We spoke to a number of the diggers and heard what they had to say.  Most were older people, so there's hope for me yet maybe.  Many had paid for the privilege, because the dig was being run by DigVentures. From discussions about how to determine what is worth getting out of the trench, to the very obvious changes in the colour of the soil, and the constant references to the ground radar that is so helpful in showing where to dig, I was fascinated. 

We eventually returned for Lunch.  Simple food was available, soup, jacket potatoes, sandwiches and the like.  The jacket potatoe was OK, but not that hot, and the order wasn't correct, although that was quickly fixed.  We sat just outside the cafe, but still under cover, not to keep warm, but to stay in the shade!
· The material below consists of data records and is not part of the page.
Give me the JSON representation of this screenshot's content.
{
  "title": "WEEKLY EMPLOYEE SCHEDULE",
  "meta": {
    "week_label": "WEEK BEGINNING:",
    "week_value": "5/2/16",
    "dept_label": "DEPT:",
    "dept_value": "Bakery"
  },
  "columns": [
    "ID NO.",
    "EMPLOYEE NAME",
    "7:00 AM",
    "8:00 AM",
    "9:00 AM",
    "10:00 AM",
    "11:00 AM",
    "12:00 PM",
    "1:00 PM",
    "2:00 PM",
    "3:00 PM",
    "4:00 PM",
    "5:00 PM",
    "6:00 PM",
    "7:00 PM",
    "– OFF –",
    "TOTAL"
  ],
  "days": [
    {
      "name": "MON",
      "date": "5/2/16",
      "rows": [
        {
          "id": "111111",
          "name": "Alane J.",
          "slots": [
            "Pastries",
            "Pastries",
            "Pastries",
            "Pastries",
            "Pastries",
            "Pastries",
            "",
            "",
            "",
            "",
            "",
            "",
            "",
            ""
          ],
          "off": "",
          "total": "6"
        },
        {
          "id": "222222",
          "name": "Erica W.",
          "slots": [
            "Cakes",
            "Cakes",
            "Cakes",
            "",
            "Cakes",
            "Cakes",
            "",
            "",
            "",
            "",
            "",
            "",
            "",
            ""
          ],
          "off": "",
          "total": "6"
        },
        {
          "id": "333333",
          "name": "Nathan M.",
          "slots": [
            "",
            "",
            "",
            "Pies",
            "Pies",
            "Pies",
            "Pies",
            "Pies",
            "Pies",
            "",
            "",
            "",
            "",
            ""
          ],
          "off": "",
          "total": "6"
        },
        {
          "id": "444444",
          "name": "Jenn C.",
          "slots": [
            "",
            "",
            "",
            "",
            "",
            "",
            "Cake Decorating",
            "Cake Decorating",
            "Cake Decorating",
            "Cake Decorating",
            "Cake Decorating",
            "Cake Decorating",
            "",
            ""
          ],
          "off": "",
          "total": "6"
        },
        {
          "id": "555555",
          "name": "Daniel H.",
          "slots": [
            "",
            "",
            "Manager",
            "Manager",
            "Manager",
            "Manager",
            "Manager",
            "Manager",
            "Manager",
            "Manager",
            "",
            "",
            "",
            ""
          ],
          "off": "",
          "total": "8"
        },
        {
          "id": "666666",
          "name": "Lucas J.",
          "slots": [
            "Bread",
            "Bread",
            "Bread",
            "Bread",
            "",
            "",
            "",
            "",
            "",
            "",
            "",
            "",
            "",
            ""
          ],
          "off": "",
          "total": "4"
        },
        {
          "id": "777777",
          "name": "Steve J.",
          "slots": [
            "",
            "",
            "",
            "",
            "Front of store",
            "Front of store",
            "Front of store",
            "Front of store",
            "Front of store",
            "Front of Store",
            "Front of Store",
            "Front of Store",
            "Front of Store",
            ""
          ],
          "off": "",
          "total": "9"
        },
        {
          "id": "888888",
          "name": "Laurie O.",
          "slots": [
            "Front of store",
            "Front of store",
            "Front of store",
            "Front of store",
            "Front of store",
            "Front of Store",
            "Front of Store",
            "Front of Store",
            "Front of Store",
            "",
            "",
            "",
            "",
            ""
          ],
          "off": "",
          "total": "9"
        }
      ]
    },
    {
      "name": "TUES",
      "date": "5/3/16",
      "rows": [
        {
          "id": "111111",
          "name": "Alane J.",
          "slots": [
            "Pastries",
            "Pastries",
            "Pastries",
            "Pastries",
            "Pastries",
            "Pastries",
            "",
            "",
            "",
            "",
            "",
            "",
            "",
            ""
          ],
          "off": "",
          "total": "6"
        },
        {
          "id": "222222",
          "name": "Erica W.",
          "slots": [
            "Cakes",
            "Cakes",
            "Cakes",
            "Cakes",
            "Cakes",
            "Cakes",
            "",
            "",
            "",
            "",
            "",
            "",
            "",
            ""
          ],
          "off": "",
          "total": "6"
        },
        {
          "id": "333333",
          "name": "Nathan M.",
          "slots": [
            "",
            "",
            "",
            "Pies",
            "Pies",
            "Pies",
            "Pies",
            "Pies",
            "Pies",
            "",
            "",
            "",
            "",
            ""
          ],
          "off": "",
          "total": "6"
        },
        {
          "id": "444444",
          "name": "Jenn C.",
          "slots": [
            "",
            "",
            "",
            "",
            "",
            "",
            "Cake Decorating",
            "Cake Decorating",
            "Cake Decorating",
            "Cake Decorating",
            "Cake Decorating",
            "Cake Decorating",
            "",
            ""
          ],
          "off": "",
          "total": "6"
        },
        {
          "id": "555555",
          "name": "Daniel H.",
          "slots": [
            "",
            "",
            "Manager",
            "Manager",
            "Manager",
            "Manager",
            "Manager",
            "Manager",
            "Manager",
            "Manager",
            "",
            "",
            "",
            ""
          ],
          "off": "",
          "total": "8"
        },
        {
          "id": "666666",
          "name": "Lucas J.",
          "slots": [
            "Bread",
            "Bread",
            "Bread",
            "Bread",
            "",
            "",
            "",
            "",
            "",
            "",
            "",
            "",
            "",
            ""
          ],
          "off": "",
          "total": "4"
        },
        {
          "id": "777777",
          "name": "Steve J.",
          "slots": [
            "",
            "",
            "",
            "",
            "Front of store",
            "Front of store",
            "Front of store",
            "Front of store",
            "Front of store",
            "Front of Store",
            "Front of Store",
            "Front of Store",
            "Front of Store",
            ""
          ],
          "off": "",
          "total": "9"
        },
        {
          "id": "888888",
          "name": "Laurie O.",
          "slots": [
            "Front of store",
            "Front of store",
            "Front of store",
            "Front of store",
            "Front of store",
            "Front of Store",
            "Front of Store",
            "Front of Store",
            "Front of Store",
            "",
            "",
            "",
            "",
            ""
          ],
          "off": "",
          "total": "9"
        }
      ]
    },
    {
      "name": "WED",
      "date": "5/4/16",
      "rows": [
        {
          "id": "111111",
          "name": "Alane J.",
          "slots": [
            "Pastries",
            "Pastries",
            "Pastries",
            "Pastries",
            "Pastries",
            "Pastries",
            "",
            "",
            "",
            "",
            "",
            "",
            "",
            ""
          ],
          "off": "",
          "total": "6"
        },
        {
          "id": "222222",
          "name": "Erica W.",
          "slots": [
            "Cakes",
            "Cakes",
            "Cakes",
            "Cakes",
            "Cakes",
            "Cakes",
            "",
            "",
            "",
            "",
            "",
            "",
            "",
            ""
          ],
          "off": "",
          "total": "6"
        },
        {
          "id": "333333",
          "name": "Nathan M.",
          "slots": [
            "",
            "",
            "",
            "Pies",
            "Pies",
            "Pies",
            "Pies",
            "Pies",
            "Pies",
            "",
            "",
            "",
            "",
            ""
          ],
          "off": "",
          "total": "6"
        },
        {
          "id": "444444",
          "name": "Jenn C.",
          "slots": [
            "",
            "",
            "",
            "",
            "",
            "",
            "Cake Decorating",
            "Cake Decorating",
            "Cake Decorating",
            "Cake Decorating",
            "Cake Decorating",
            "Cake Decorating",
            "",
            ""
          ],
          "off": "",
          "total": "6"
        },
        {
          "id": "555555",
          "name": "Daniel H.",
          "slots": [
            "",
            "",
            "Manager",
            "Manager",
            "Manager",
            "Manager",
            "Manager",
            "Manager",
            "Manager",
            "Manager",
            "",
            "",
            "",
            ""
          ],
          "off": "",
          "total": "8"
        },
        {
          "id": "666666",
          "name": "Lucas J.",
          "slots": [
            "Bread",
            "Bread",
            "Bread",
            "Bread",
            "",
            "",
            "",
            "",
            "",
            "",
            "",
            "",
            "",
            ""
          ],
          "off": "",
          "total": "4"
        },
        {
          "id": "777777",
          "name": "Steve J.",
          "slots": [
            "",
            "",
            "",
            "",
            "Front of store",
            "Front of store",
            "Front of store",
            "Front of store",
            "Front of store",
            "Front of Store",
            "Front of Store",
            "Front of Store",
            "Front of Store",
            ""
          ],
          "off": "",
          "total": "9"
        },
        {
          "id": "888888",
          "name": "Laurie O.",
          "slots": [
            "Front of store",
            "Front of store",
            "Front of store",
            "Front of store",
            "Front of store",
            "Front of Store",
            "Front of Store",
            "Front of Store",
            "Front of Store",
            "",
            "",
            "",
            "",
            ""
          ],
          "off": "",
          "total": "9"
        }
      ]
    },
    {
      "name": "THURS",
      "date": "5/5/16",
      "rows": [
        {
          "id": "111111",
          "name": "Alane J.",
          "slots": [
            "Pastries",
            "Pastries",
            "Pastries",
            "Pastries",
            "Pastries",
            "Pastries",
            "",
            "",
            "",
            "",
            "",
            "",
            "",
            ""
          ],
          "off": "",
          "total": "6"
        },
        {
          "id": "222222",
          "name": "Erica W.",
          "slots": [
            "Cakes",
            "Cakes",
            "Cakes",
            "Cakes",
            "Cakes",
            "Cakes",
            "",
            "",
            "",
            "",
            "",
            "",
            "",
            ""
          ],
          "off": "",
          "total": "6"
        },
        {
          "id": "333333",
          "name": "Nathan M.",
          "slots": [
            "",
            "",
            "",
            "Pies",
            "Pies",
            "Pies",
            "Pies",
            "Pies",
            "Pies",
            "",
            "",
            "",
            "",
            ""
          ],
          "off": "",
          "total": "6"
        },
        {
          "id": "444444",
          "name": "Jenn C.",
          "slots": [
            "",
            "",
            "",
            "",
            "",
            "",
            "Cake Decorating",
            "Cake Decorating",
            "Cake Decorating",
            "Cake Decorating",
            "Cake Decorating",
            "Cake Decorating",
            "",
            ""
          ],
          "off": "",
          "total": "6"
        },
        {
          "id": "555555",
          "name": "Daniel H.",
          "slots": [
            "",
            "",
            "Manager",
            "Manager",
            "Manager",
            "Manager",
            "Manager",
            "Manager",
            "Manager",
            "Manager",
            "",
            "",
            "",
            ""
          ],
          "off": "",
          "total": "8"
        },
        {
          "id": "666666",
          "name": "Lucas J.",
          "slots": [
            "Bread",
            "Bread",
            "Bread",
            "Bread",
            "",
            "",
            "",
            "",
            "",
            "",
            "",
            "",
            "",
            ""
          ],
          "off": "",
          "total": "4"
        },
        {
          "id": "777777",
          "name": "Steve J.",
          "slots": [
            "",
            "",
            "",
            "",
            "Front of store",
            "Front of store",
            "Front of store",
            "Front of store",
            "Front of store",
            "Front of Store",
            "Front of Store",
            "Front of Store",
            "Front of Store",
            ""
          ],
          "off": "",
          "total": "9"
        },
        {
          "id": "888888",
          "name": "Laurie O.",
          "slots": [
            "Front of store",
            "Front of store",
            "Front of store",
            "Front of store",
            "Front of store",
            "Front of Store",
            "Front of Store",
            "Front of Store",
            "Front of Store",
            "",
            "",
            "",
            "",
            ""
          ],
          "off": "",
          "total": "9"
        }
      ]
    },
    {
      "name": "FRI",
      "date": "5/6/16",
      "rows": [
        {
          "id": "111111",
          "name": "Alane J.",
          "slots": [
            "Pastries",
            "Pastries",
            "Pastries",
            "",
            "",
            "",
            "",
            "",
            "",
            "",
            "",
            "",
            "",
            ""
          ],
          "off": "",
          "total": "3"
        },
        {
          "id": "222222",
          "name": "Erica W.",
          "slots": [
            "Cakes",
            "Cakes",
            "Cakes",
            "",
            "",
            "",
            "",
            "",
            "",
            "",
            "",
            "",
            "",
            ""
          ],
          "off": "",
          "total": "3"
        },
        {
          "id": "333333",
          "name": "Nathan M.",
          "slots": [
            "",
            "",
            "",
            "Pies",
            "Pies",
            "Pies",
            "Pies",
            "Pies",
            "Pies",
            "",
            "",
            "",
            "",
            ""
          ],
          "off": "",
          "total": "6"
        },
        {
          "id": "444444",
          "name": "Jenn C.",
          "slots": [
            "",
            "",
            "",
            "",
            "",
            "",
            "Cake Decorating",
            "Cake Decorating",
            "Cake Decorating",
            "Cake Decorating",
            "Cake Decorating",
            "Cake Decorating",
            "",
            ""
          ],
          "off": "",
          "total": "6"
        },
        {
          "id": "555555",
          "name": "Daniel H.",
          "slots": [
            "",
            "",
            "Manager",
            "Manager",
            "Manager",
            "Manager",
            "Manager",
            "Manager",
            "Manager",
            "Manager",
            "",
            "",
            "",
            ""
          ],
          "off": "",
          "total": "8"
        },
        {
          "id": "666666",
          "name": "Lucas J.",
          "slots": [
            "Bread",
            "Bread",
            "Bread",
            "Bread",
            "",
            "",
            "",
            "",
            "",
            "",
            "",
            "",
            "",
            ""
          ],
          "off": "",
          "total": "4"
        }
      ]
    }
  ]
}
After lunch we walked round the other two circuits (together, shorter than the first) and saw almost nothing in the bird line at all, which was very disappointing.  We did see some rather impressive Red Admirals on the blackberry bushes, and I managed to get a reasonable picture.


On our way home we vistied the 'new' Leiston Abbey.  Still a ruin, but MUCH more to see.



According to the information plaques: "The abbey was of the Premonstratensian order, a very strict order who favoured remote locations (like Minsmere) well away from towns. The order was started in 1119 by Saint Norbet or Premontre in northern France.  The inmates wore black and white robes and were ordained priests unlike the monks of mother religious orders."

Norbet / Norbert just set me thinking - shouldn't have really!

After a walk on Thorpeness beach we headed for the Parrot and Punchbowl in Aldrinngham (where, we later found out, two of our friends were married).  We had a lovely meal, and a very long chat with some sitting at the next table, who clearly wanted someone to talk to.


Four days in Suffolk - Day 1

For various reasons our Holiday this autumn was truncated to just 3 days.  We left on Tuesday and headed to Suffolk, to a small village called Yoxford, near Saxmunden.  On the way we stopped in Wickham Market to get some lunch, and found a little tea shop - The Tea Pot Tearoom, where we had a light lunch - a ploughmans followed by a piece of cake, and a pot of tea.  Which while very nice, was a little on the expensive side. After lunch we walked around the town and vistied the church, which is our regular habit.
To our surprise it was open, so we took a look inside. What a lovely updating of an old church, I don't think I've ever seen one this good.

Outside again I was talking about how impressed I was with how they had updated the inside of the building, when I saw the notice board, and realised they had also unlocked the secrets of time travel!
As we arrived at our B&B - Oak Tree Farm, the rain had just started.  The hosts came to rescue us, and we sat in the breakfast room for about 90 minutes before the rain stopped and we could unload the car.  I had been rerading about Labrador Retrievers, and watching the bird feeder out of the corner of my eye.  Plemnty of birds, none of which seemed to mind the weather. 
Once we got into our room we had to find somewhere to eat for the night.  The Griffen didn't look like it was still open so we elected to go back to the A12 and try the Kings Head.  A nice large car park, but quite a small pub, still the importatnt thing is that they served food.  The specials board was amazing, loads to choose from , and the started in particular I struggled to choose.  Rarely do I find so many things I like, and am (just about) allowed to eat.
After a very good meal we drove out to Dunwich to see the dark skys and try out the constallations app on my phone. The app was not great, so maybe I need another, or more practice.  The dark skys are darker than at home, but still the milky way was not as bright as I have seen it (a long time ago), and the clouds soon meant we had to return to the B&B.